A day earlier, at least two people were injured after police fired shots at protesters and 51 were arrested at an anti-coronavirus restrictions demonstration in the city of Rotterdam.
Earlier on Saturday, several thousand protesters angered at the latest measures gathered in Amsterdam, although another group had canceled their rally because of the previous night's violence.
In the southern city of Breda, near the Belgian border, a musical protest called by local DJs against current COVID-19 measures, which include the 8 p.m. (1900 UTC) closure of bars, restaurants and clubs, attracted a few hundred people.
The Netherlands went back into Western Europe's first partial lockdown of the winter last Saturday with at least three weeks of curbs. It is now planning to ban unvaccinated people from entering some venues.
Around 35,000 protesters, many from far-right groups, marched through the Austrian capital Vienna on Saturday.
Among those protesting were members of far-right and extreme-right parties and groups, including the far-right Freedom Party, the anti-vaccine MFG party and the extreme-right Identitarians.
Police said around 1,300 officers were on duty and several protesters were detained, but didn't give specific numbers.
From Monday, 8.9 million Austrians will not be allowed to leave home except to go to work, shop for essentials and exercise.
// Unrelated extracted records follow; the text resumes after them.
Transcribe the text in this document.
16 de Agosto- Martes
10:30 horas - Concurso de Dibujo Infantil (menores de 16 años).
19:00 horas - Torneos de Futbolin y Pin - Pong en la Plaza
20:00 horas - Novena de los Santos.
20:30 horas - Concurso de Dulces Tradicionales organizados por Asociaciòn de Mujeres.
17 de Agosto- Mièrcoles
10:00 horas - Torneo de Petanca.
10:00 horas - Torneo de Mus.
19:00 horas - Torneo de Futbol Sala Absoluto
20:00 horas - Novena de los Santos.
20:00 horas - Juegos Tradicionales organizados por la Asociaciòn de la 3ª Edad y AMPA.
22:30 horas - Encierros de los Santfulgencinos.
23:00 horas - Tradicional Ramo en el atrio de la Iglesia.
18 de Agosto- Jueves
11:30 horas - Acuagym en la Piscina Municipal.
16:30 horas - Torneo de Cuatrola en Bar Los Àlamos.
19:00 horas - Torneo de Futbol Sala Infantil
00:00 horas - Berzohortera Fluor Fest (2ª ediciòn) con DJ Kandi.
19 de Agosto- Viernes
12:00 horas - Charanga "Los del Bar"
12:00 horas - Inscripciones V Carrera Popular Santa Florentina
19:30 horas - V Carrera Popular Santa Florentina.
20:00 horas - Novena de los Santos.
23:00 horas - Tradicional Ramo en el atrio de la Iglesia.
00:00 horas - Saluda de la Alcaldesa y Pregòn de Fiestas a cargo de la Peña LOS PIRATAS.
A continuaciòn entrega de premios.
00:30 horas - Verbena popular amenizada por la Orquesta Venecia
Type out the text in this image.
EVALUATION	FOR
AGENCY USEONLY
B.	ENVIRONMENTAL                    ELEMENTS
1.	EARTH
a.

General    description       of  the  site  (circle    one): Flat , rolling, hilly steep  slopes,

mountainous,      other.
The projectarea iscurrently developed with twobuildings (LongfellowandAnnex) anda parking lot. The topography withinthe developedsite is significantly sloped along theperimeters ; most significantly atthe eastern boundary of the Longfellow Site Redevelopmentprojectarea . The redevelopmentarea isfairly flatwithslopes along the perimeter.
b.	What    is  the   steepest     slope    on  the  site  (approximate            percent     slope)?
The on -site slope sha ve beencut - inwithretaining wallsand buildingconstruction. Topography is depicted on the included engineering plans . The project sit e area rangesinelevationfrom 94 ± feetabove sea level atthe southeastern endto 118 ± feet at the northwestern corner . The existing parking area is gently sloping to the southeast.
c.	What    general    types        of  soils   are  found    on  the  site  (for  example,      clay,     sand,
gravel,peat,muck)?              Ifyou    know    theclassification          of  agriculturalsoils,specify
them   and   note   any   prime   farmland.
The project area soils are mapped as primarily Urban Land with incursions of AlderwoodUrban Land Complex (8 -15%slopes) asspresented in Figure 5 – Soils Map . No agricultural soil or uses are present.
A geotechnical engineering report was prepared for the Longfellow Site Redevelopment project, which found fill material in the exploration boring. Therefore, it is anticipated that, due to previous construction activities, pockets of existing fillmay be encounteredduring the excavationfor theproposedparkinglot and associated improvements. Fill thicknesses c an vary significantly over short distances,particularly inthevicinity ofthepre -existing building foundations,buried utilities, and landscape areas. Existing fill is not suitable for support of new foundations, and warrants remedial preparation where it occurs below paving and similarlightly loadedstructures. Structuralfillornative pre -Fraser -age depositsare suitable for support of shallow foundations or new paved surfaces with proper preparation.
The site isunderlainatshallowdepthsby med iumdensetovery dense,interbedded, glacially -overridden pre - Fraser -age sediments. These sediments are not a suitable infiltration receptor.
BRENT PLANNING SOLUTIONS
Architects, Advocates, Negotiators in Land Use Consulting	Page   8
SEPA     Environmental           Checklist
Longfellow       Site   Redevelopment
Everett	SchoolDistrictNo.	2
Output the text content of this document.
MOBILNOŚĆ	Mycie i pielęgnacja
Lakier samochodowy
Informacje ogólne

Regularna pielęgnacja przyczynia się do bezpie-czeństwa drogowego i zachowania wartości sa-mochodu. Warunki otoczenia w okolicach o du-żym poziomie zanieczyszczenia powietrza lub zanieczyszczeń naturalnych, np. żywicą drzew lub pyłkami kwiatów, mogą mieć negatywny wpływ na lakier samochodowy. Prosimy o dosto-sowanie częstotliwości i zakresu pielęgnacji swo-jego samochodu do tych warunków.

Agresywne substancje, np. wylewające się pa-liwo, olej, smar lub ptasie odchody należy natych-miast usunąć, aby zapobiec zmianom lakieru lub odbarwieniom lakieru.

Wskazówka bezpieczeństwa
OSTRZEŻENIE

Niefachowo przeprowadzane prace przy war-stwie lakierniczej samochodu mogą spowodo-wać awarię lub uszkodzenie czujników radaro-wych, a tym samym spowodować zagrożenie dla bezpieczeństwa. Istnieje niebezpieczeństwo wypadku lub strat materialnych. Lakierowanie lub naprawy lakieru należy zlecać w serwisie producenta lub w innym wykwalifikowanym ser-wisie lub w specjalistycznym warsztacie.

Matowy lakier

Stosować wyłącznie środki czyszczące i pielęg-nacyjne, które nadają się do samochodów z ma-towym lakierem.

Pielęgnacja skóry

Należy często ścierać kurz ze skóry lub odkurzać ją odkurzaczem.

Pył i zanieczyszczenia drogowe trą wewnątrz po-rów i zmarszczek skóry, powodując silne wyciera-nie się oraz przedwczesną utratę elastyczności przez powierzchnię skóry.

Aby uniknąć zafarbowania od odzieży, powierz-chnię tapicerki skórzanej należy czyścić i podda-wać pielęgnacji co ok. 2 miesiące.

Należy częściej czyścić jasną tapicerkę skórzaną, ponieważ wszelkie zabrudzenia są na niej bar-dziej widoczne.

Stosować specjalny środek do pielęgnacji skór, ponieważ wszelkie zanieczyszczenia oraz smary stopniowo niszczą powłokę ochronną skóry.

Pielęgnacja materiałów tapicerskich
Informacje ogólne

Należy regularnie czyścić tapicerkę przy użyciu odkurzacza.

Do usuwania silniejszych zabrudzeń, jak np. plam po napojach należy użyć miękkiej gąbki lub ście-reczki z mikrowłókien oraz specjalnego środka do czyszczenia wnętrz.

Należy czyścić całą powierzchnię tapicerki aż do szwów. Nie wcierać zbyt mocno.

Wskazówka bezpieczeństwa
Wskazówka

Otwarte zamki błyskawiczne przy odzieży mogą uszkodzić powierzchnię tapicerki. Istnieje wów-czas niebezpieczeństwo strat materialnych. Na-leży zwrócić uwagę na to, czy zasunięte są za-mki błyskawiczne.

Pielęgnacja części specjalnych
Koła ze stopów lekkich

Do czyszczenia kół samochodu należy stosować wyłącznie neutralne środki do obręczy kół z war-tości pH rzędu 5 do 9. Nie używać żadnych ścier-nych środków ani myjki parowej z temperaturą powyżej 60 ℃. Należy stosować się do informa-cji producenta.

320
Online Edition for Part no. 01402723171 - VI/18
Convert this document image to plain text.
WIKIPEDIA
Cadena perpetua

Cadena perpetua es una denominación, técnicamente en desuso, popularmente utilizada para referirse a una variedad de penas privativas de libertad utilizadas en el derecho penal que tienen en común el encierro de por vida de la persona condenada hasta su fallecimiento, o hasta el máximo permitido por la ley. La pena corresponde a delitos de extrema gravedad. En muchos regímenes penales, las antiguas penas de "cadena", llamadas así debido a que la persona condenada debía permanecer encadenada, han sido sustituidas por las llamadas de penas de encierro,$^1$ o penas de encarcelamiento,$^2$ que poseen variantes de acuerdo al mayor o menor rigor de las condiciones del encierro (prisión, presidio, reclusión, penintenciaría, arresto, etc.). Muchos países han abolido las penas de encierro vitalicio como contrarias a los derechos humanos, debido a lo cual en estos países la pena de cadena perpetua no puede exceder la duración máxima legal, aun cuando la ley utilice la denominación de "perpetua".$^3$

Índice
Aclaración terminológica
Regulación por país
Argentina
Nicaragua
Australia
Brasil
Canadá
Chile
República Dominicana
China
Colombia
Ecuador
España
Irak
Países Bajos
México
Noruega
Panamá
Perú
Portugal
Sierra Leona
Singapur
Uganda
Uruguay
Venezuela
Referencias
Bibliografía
The restrictions will initially last 20 days with an evaluation after 10 days.
The government is making vaccination against COVID-19 mandatory in the country from February 1 next year.
Two test centers in the western state of North Rhine-Westphalia were set on fire on Sunday morning, police said.
The incidents happened in the towns of Ahaus and Gronau, close to the Dutch border. A pavilion and a container were damaged. Police estimated that the total cost of the damages amounted to around €20,000 ($22,570). Both centers had been the targets of attempted arson in the past.
Such centers carry out PCR coronavirus tests, paid for by the government. Unvaccinated individuals — or those who have not recently recovered from an infection — require a negative test from a test center in order to enter many public spaces such as bars and restaurants.
Free tests were reintroduced in Germany, after being ended in early October, as case numbers began to rapidly climb again
In Northern Ireland, several hundred people opposed to vaccine passports protested outside the city hall in Belfast on Saturday.
The government of Northern Ireland voted this week to introduce vaccine certificates for admission to nightclubs, bars and restaurants starting December 13.
Some protesters carried signs that have been widely criticized as offensive, comparing coronavirus restrictions to the actions of Nazi Germany.
In Croatia, thousands gathered in the capital of Zagreb. Some carried flags, nationalist and religious symbols, along with banners against vaccination and what they describe as restrictions of people's freedoms.
In Italy, 3,000 turned out in Rome's Circus Maximus on Saturday to protest against "Green Pass" certificates, required at workplaces, restaurants, cinemas, theaters, sports venues and gyms, as well as for long-distance train, bus or ferry travel.
"People like us never give up," read one banner, in the red, white and green colors of the Italian flag. Almost no one wore a protective mask.
In Sydney, some 10,000 marched and there were protests in other major Australian cities over the weekend against vaccine mandates applied to certain occupations by state authorities.
In Denmark, around 1,000 people protested government plans to reinstate a COVID pass for civil servants going to work.
"Freedom for Denmark," cried some of the marchers at a rally organized by the radical "Men in Black" group who deny the existence of the virus.
France sent a group of dozens of elite security force officers to its overseas territory of Guadeloupe on Saturday after protests against coronavirus rules turned violent.
The deployment follows almost a week of unrest on the Caribbean island which included the burning of barricades in the street.
French Interior Minister Gerald Darmanin said around 50 agents from the GIGN counter-terrorism and RAID elite tactical forces would be sent to Guadeloupe.
Although almost 70% of the population of mainland France is already fully vaccinated, in Guadeloupe the share is less than 50%.